Musim Kemarau Tiba, Hujan Lebat Masih Berpotensi Terjadi
Oleh
DEONISIA ARLINTA
·3 menit baca
JAKARTA, KOMPAS – Sebagian wilayah Sumatera, khususnya Aceh bagian Utara dan Timur telah memasuki awal musim kemarau 2019. Meski begitu, dalam sepekan ke depan, potensi hujan lebat diprediksi masih terjadi di sebagian besar wilayah di Indonesia.
Badan Meteorologi, Klimatologi, dan Geofisika (BMKG) memprediksi, pada periode 7-12 Maret 2019, hujan dengan intensitas lebat masih berpotensi terjadi di sebagian besar wilayah Indonesia. Dari hasil pemantauan perkembangan musim hujan sampai akhir Februari 2019, seluruh wilayah Indonesia telah memasuki musim hujan.
"Tahun ini, El Nino pada kategori lemah dan diprediksi bertahan hingga Juni-Juli 2019. El Nino berpeluang melemah hanya 50 persen, bahkan menghilang setelah pertengahan tahun. Jadi, meski ada El Nino, dampak ke cuaca kurang signifikan," ujar Deputi Bidang Klimatologi BMKG Herizal di Jakarta, Rabu (6/3/2019).
El Nino kategori lemah ini ditandai oleh kondisi lebih panasnya suhu muka laut di wilayah Pasifik ekuator bagian tengah yang berada pada kisaran 0,5 – 1 derajat Celsius di atas normalnya sejak Oktober 2018. Kondisi ini diikuti oleh melemahnya Sirkulasi Walker atau angin pasat Samudera Pasifik Tropis dari kondisi normalnya.
Herizal menambahkan, aktifnya El Nino Lemah diperkirakan tidak akan berdampak signifikan terhadap Sirkulasi Monsun. Pengaruh El Nino lemah terhadap curah hujan menunjukkan dampak yang tidak signifikan terhadap sebaran curah hujan di Indonesia. Apalagi pada saat periode Maret sampai Mei, umumnya dampak El Nino tidak seragam di Indonesia sehingga kemungkinan tidak memengaruhi peralihan musim hujan menuju musim kemarau.

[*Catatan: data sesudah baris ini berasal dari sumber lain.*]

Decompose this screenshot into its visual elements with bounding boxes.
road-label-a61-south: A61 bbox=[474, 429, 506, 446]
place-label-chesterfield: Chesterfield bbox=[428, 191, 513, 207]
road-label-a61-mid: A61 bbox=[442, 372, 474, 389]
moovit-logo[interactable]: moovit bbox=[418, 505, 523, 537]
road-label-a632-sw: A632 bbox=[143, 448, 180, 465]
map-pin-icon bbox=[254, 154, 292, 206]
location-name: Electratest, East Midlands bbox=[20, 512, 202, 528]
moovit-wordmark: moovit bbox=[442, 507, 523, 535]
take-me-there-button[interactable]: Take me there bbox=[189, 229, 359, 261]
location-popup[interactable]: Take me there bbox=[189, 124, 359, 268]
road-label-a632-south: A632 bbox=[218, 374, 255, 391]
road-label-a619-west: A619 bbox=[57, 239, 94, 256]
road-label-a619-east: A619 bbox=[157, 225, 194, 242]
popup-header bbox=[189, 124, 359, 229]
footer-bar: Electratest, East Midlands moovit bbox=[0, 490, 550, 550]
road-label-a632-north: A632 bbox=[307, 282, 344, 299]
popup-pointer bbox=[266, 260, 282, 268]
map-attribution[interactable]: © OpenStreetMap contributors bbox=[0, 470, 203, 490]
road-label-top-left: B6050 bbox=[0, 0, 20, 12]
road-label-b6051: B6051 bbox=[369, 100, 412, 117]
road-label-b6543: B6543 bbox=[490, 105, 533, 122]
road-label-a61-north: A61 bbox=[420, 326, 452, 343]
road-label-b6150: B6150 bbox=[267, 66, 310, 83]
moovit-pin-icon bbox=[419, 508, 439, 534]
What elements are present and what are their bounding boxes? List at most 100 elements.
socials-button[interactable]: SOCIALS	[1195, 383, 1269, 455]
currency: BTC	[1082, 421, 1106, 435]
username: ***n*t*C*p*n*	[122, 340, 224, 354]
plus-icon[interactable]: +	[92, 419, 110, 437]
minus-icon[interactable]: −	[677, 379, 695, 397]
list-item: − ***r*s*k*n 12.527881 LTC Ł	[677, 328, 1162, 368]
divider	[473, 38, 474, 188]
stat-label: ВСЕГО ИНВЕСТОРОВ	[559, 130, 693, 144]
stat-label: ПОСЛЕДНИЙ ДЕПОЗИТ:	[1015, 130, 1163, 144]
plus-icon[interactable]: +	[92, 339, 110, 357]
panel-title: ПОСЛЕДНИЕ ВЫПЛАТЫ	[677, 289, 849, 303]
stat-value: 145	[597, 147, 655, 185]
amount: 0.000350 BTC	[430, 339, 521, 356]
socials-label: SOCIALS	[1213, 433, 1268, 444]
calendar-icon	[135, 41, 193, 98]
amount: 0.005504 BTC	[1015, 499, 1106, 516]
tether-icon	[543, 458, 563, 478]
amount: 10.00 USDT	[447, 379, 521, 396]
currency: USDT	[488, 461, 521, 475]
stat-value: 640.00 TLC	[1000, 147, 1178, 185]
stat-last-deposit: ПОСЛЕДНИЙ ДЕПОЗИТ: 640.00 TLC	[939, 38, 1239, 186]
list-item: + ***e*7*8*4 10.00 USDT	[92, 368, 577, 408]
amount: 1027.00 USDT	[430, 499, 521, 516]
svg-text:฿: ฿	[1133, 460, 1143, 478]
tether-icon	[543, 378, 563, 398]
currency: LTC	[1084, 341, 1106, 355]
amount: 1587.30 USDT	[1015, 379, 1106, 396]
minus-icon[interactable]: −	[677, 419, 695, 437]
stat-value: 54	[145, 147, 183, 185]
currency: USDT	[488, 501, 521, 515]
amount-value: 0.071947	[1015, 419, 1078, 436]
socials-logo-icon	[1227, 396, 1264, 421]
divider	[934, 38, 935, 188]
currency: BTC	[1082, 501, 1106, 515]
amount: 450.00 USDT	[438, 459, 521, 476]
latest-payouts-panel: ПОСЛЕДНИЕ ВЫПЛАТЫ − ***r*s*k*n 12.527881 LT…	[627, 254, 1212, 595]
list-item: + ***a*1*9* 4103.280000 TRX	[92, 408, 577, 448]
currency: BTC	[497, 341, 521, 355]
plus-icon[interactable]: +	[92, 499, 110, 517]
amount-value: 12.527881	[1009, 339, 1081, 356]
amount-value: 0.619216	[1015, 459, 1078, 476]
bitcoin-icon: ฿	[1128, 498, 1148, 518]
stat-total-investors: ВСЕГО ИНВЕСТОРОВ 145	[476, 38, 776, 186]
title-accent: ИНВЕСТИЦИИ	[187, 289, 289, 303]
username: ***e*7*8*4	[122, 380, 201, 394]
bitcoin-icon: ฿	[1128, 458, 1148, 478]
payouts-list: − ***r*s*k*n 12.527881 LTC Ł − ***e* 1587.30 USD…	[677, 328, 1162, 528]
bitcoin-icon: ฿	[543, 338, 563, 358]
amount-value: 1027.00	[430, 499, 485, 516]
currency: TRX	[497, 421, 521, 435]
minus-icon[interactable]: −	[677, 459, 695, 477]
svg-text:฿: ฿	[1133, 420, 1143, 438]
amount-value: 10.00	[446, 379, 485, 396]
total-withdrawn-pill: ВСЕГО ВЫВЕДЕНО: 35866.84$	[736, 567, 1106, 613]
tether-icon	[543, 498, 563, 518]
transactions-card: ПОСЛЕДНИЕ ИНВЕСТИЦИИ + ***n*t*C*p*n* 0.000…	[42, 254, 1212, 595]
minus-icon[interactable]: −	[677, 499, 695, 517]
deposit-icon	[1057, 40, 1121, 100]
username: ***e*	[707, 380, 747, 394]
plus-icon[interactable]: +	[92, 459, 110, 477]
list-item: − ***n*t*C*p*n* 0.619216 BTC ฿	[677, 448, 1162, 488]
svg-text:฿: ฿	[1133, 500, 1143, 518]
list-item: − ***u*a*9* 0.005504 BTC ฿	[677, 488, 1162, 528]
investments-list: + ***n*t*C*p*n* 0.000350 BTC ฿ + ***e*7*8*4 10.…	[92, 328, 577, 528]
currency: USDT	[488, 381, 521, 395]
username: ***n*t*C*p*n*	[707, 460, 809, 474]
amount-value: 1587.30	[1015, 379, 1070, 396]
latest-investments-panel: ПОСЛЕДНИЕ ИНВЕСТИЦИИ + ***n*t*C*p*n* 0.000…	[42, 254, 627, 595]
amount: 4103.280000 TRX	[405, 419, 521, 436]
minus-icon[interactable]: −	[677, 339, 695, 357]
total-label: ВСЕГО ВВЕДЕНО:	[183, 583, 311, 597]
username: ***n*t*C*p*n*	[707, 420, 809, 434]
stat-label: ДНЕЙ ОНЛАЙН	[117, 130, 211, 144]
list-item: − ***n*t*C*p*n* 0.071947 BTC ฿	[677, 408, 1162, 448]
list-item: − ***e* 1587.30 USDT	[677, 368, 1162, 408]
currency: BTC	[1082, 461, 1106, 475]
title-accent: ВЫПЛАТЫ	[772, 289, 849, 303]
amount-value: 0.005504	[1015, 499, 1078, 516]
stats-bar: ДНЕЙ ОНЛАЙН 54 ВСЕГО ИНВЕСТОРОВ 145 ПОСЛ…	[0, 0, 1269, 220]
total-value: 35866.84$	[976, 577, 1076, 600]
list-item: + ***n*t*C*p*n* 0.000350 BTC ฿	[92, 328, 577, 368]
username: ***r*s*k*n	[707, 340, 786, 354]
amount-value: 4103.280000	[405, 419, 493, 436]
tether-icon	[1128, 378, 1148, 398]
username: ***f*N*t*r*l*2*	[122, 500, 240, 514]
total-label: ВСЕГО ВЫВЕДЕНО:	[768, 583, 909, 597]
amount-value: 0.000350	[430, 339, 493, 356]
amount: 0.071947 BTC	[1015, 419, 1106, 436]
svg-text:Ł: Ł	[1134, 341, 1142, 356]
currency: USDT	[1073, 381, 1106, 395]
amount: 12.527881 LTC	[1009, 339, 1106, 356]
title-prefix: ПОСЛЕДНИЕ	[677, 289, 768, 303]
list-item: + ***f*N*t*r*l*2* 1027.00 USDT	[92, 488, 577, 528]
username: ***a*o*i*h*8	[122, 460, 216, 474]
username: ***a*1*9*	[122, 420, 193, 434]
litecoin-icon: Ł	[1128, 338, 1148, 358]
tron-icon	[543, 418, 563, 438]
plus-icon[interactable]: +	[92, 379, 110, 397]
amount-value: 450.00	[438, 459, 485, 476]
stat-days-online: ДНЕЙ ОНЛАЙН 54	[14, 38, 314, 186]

Deputi Bidang Meteorologi BMKG Mulyono Rahadi Prabowo menambahkan, potensi curah hujan tinggi masih akan terjadi di sebagian besar wilayah Indonesia. Ia menghimbau, masyarakat perlu waspada pada pontensi gelombang tinggi, terutama pada perairan barat Sumatera, wilayah Samudera Hindia di Selatan Jawa Tengah dan Jawa Timur, dan wilayah perairan Laut Arafuru bagian Barat. Tinggi gelombang di wilayah tersebut diperkirakan antara 2,5 meter –4 meter.
Awal musim kemarau
Terkait awal musim kemarau, Prabowo menyampaikan, musim kemarau berkaitan dengan peralihan dari angina baratan (Monsun Asia) menjadi angina timuran (Monsum Australia). Pada 2019, peralihan peredaran angin monsun itu akan dimulai dari wilayah Nusa Tenggara pada Maret 2019, kemudian wilayah Bali dan Jawa pada April 2019.
“Setelah itu, peralihan terjadi di sebagian wilayah Kalimantan dan Sulawesi pada Mei 2019 dan akhirnya Monsun Australia sepenuhnya dominan di wilayah Indonesia pada bulan Juni hingga Agustus 2019,” ucapnya.
Secara umum puncak musim kemarau 2019 diprediksi akan terjadi pada bulan Agustus—September 2019. Untuk itu, pemerintah daerah dan seluruh masyarakat perlu waspada akan kemungkinan dampak musim kemarau terutama wilayah yang rentan terhadap bencana kekeringan meteorologis, kebakaran hutan dan lahan, serta kekurangan ketersediaan air bersih.
Kewaspadaan dan antisipasi dini juga diperlukan untuk wilayah-wilayah yang diprediksi akan mengalami musim kemarau lebih kering dari normalnya yaitu di wilayah Nusa Tenggara Timur, Nusa Tenggara Barat, Bali, Jawa bagian Selatan dan Utara, sebagian Sumatera, Kalimantan Selatan, Sulawesi Selatan, Sulawesi Tenggara, dan Merauke.